Résumé

Charles Hubert Raabe Examen du Cours d'équitation de M. d'Aure… (1854)

L'instabilité de l'équilibre du cheval dépend de la petitesse de la base de sustentation.
La régularité de l'aplomb dépend de la position plus ou moins normale qu'occupe le centre commun de gravité.
Pour rassembler le cheval, le cavalier ne doit donc pas chercher à lui donner telle ou telle attitude, telle ou telle élévation de tête, mais seulement exiger que le cheval reste souple, léger à la main; c'est l'animal qui doit pouvoir prendre, de lui-même, l'attitude qui convient le mieux à son organisation, à sa construction.
Source : Gallica

Charles Hubert Raabe Examen du Cours d'équitation de M. d'Aure… (1854)

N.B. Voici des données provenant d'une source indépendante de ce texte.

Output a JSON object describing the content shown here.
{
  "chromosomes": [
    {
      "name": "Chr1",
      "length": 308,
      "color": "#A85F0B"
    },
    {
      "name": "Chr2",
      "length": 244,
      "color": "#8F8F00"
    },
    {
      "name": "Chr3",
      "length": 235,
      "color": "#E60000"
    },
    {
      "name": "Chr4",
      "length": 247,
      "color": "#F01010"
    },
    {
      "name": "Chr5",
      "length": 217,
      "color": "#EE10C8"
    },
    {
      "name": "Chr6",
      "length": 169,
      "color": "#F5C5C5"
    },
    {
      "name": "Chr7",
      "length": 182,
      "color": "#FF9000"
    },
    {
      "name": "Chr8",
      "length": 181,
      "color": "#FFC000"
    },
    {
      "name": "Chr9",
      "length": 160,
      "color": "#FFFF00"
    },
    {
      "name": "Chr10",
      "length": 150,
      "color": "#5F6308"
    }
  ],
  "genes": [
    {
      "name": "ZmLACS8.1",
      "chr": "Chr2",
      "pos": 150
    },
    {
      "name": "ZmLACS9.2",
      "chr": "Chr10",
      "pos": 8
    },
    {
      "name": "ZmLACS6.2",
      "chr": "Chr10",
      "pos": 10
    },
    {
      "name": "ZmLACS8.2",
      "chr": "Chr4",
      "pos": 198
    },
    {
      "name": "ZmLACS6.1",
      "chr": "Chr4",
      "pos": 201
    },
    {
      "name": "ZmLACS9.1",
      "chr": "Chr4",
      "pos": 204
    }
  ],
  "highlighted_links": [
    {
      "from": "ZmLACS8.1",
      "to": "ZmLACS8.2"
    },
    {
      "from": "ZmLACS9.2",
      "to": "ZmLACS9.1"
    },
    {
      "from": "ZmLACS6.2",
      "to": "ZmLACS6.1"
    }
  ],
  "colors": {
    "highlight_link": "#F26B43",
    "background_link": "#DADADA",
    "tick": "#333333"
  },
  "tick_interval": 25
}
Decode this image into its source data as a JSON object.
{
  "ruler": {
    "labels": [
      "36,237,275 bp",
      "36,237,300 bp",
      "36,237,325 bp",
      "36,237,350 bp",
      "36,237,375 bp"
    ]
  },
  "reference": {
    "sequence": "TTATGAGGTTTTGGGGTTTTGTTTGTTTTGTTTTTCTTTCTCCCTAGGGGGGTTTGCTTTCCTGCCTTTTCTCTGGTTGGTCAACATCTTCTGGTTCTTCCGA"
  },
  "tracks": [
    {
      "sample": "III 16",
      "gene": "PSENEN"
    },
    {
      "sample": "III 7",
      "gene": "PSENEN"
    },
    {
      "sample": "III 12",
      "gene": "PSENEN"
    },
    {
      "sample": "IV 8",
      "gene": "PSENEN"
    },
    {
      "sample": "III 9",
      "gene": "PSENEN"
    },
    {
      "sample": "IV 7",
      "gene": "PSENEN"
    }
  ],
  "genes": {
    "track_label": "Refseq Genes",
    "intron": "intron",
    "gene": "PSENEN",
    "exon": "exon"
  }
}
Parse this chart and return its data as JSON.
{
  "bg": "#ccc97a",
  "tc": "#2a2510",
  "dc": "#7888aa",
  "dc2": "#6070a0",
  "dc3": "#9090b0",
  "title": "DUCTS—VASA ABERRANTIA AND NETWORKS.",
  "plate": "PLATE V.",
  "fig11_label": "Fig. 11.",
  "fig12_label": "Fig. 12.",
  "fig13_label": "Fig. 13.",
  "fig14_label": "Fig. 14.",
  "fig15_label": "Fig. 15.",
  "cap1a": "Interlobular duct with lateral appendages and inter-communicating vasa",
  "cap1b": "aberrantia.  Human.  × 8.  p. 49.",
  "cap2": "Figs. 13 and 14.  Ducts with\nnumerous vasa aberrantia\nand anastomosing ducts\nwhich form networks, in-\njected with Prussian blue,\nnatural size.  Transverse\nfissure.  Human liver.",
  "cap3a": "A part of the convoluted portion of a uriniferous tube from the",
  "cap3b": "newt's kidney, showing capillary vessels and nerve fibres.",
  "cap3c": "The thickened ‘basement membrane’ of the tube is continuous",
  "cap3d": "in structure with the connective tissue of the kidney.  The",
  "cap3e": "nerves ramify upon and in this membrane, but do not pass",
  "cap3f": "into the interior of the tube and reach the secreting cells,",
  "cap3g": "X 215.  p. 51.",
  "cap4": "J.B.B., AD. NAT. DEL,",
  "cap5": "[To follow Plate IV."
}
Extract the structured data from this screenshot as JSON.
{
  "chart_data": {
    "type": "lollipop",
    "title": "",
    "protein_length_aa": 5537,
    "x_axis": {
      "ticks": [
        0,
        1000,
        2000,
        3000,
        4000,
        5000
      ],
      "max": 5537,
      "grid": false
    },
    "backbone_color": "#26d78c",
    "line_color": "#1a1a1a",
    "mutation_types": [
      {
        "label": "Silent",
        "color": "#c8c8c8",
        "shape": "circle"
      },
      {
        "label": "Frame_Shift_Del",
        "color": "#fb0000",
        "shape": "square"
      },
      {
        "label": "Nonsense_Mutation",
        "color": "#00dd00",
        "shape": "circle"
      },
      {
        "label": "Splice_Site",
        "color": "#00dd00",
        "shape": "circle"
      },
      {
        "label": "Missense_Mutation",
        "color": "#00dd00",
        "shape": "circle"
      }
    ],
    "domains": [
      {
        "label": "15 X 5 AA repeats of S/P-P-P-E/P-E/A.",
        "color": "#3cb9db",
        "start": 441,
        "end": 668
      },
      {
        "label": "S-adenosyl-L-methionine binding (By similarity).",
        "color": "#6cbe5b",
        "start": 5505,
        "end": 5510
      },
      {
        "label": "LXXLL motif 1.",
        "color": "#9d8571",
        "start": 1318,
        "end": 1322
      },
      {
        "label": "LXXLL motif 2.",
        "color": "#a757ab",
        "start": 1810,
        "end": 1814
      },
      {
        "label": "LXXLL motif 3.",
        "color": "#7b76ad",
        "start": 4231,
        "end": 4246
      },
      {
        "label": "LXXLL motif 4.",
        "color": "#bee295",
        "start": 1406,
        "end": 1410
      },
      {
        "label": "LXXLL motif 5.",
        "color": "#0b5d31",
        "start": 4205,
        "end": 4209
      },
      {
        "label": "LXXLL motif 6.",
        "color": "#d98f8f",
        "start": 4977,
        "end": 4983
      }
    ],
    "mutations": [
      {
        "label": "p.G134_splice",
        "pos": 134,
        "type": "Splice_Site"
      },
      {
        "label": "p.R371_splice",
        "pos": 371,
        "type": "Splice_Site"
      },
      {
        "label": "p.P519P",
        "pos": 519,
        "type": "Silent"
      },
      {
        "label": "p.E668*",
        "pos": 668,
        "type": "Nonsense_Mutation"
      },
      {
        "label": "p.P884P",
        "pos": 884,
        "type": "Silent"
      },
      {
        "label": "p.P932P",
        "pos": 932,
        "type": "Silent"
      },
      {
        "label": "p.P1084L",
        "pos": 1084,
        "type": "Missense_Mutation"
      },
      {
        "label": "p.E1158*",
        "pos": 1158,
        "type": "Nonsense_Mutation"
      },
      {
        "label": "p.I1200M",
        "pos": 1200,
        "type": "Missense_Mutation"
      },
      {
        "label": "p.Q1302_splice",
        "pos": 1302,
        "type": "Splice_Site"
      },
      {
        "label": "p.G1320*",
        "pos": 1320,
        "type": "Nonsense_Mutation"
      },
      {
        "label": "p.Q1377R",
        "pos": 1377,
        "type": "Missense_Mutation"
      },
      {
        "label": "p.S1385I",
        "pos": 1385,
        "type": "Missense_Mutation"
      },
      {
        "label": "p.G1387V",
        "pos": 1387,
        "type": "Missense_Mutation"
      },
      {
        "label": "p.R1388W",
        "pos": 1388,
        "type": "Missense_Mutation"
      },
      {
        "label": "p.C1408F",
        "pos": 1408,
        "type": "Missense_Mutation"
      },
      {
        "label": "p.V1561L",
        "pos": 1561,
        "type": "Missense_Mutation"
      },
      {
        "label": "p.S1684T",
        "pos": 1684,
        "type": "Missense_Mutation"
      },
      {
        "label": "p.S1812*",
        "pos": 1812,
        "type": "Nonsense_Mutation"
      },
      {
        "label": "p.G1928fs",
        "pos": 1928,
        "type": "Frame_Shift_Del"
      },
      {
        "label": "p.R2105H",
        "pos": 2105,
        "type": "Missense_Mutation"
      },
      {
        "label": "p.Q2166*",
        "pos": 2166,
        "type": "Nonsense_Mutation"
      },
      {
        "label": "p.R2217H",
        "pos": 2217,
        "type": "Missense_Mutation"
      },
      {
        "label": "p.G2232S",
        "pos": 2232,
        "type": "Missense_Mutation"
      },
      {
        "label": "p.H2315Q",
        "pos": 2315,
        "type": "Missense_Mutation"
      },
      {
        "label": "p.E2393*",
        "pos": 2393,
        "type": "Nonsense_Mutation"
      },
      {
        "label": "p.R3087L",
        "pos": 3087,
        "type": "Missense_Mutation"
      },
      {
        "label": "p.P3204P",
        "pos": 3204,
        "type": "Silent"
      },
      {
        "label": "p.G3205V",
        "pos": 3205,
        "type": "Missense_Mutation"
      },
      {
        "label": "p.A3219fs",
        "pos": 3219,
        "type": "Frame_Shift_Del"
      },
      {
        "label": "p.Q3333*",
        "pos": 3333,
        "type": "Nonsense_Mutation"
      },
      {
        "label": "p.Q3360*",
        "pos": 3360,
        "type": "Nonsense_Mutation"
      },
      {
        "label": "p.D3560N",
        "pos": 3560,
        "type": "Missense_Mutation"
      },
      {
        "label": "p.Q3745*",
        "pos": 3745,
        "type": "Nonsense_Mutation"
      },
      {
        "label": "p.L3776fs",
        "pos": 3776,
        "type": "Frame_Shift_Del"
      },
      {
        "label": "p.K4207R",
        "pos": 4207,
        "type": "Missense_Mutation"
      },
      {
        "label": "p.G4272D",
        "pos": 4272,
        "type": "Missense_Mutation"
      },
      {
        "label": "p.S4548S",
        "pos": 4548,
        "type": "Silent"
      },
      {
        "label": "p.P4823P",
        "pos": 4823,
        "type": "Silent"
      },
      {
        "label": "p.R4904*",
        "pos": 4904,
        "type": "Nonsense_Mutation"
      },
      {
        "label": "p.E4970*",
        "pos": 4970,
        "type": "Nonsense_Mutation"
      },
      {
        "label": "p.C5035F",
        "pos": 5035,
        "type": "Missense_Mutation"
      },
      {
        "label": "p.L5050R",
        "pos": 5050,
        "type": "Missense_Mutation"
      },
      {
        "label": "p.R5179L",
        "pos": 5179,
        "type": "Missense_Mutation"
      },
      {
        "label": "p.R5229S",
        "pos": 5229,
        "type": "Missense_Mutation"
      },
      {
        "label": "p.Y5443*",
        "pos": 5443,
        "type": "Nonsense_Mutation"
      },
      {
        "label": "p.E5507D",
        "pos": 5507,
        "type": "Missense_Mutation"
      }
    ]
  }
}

Dans cette école, le cavalier heureux et fier de la grâce et surtout de la docilité de son cheval s'attache à lui et aime l'équitation.
L'autre école , contraignant toujours le cheval, faussant son aplomb, constamment en opposition avec les lois du mouvement, sans harmonie, obscure, abuse des moyens du cheval, annihile ses belles qualités, qualités qui existent, mais qu'elle nie par cela même qu'elle ne les voit pas. Elle n'ose entrer en lice avec sa rivale, qu'avec des chevaux d'élite ; d'où il résulte qu'il revient plus de mérite au cheval qu'au cavalier.
Source : Gallica

Charles Hubert Raabe Examen du Cours d'équitation de M. d'Aure… (1854)

La puissance d'action d'un cheval, pour se porter en avant, ne réside pas dans la raideur de son encolure, mais bien dans la position de celle-ci, de celle des membres postérieurs et de l'énergie du cheval. Les jarrets agissent comme la détente d'un ressort fortement bandé ; l'ouverture trop grande ou trop petite de l'angle formé postérieurement par l'os de la jambe avec celui du canon (1) fait varier la direction de la force d'impulsion; si l'angle est trop ouvert, la puissance favorise les mouvements ascensionnels ; s'il est trop fermé, elle agit davantage dans le sens de la progression.